SOFOScan#

class braintools.optim.SOFOScan(rnn_cell, loss_fn, lr=0.001, loss='mse', tangent_size=100, damping=1e-05, momentum=0.0, nesterov=False, weight_decay=0.0, grad_clip_norm=None, grad_clip_value=None, key=None)#

Recurrent Second-Order Forward-mode Optimization (SOFO) optimizer.

Like SOFO, but for a stateful one-step recurrent Module. The model is scanned over the input sequence with the hidden state (“latent”) carried explicitly; forward-mode JVPs propagate the tangents through time automatically (jax.jvp through lax.scan), so the Generalised Gauss-Newton matrix is accumulated over every (timestep, batch) sample and solved once. The resulting direction is applied via the same SGD-style optax update as SOFO.

Parameters:
  • rnn_cell (Callable) – Stateful Module called as rnn_cell(latent, inputs) -> (new_latent, output), using brainstate.ParamState objects internally for its trainable weights.

  • loss_fn (Callable) – loss_fn(predictions, targets) -> scalar, where both arguments have their leading (time, batch) axes collapsed into a single sample axis.

  • lr (float) – Learning rate.

  • loss (str) – Selects the Generalised Gauss-Newton form.

  • tangent_size (int) – Number of random tangents / subspace dimension.

  • damping (float) – Damping on the GGN, scaled by the largest singular value.

  • momentum (float) – Momentum for the SGD-style update.

  • nesterov (bool) – Whether to use Nesterov momentum.

  • weight_decay (float) – Decoupled weight decay.

  • grad_clip_norm (float | None) – Clip the SOFO direction by global norm before the update.

  • grad_clip_value (float | None) – Clip the SOFO direction by value before the update.

  • key (jax PRNG key, optional) – Random key for tangent sampling. Defaults to brainstate.random.split_key() each step.

Examples

>>> import brainstate
>>> import braintools
>>> import jax.numpy as jnp
>>>
>>> class Cell(brainstate.nn.Module):
...     def __init__(self):
...         super().__init__()
...         self.wh = brainstate.nn.Linear(4, 4)
...         self.wx = brainstate.nn.Linear(3, 4)
...         self.wo = brainstate.nn.Linear(4, 2)
...     def __call__(self, latent, inp):
...         new_latent = self.wh(latent) + self.wx(inp)
...         return new_latent, self.wo(new_latent)
>>>
>>> cell = Cell()
>>> loss_fn = lambda pred, y: jnp.mean((pred - y) ** 2)
>>> opt = braintools.optim.SOFOScan(cell, loss_fn, lr=1e-2, tangent_size=64)
>>> opt.register_trainable_weights(cell.states(brainstate.ParamState))
>>> xs = jnp.ones((5, 4, 3)); ys = jnp.zeros((5, 4, 2)); z0 = jnp.zeros((4, 4))
>>> loss = opt.step(z0, (xs, ys))
default_tx()#

Create default gradient transformation with clipping and weight decay.

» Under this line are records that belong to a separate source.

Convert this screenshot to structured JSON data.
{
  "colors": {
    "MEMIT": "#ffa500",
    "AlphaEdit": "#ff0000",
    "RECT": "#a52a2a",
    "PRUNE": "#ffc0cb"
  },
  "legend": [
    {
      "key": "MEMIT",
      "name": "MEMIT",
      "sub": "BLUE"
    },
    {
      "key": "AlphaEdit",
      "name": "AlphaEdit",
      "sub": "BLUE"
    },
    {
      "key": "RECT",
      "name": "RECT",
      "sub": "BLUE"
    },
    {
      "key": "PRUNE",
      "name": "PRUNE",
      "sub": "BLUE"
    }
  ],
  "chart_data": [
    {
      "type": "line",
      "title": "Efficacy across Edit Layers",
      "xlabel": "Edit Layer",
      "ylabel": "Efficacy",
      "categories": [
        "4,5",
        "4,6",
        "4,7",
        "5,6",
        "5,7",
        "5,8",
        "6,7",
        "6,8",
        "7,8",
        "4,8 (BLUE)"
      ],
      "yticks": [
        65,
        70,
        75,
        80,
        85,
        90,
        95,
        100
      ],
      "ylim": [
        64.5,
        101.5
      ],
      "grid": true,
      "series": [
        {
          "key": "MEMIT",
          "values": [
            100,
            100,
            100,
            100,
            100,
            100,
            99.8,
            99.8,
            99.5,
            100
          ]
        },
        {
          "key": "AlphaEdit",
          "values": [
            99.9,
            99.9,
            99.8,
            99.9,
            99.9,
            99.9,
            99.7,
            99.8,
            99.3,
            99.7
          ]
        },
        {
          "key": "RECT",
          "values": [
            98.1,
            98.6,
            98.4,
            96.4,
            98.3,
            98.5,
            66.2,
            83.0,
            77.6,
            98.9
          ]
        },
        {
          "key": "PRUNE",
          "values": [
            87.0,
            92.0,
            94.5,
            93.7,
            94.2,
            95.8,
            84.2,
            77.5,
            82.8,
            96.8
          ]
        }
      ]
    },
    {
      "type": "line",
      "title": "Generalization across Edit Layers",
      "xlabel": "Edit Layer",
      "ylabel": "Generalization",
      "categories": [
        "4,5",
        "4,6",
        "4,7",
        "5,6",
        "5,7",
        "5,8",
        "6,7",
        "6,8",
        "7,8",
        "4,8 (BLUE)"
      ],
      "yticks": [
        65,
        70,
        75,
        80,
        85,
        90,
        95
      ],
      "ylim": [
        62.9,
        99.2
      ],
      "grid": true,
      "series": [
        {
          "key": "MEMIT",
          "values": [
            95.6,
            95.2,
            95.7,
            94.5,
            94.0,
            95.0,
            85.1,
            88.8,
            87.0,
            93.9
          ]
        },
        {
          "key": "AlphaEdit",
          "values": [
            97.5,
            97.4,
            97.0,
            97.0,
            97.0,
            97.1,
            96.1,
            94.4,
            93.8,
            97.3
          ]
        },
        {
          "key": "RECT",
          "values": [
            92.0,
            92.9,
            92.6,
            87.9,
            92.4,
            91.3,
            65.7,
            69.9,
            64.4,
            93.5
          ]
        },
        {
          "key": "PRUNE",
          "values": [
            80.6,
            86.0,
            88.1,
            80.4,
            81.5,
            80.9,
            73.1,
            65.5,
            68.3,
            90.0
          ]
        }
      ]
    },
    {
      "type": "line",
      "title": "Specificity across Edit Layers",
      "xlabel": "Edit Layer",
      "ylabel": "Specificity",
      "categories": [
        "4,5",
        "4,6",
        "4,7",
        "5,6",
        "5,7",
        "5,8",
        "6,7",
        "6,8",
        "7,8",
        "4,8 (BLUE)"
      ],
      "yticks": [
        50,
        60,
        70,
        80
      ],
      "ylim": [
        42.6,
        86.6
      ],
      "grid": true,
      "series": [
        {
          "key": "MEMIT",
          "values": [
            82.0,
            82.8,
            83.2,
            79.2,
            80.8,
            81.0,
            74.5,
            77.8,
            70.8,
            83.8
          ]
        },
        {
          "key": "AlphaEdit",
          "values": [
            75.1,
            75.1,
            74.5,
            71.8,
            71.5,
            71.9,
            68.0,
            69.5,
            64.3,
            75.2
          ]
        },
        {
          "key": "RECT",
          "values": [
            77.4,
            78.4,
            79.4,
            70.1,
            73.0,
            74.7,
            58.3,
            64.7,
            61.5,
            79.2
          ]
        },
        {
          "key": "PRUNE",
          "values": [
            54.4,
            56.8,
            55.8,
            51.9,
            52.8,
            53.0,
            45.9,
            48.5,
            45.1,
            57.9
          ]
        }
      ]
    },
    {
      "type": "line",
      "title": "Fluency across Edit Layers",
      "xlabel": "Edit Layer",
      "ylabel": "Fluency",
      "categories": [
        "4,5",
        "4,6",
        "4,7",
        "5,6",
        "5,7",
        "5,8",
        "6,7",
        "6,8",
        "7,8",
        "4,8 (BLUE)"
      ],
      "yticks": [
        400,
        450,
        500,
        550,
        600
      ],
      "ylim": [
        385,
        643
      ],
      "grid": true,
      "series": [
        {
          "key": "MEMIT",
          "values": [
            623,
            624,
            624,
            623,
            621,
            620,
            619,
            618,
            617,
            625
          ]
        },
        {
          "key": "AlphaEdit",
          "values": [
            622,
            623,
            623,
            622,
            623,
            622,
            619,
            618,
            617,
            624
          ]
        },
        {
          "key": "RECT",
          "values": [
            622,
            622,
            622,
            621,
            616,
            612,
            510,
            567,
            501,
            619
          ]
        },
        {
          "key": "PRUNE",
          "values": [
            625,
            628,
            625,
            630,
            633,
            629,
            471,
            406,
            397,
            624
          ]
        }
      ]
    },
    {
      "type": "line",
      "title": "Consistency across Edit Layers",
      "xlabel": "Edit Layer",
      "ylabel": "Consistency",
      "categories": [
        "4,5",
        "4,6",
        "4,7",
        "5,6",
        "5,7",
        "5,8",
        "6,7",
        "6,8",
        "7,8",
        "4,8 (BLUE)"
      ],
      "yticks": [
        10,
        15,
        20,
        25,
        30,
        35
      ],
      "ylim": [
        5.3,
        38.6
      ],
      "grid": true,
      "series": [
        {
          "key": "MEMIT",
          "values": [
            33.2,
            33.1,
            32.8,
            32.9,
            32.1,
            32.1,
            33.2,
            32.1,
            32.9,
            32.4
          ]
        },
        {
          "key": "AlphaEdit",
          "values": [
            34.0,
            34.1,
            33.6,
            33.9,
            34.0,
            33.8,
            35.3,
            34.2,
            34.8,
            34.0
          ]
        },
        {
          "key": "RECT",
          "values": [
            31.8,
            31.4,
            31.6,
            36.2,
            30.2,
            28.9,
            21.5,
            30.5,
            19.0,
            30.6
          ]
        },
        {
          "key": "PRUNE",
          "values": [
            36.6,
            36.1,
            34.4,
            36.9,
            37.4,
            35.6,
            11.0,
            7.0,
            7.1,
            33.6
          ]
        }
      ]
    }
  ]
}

register_trainable_weights(param_states)[source]#

Register trainable weights and initialize optimizer state.

Parameters:

param_states – A pytree (dict) of brainstate.State objects representing parameters.

step(z_init, batch)[source]#

Compute the recurrent SOFO direction and apply one optimization step.

Parameters:
  • z_init (array or pytree) – Initial hidden (“latent”) state for the scan over the sequence.

  • batch (tuple) – (inputs_seq, labels_seq) with leading (time, batch) axes.

Returns:

The loss evaluated at the parameters before this update.

Return type:

jax.Array

update(z_init, batch)[source]#

Alias of step() taking (z_init, batch) (not gradients).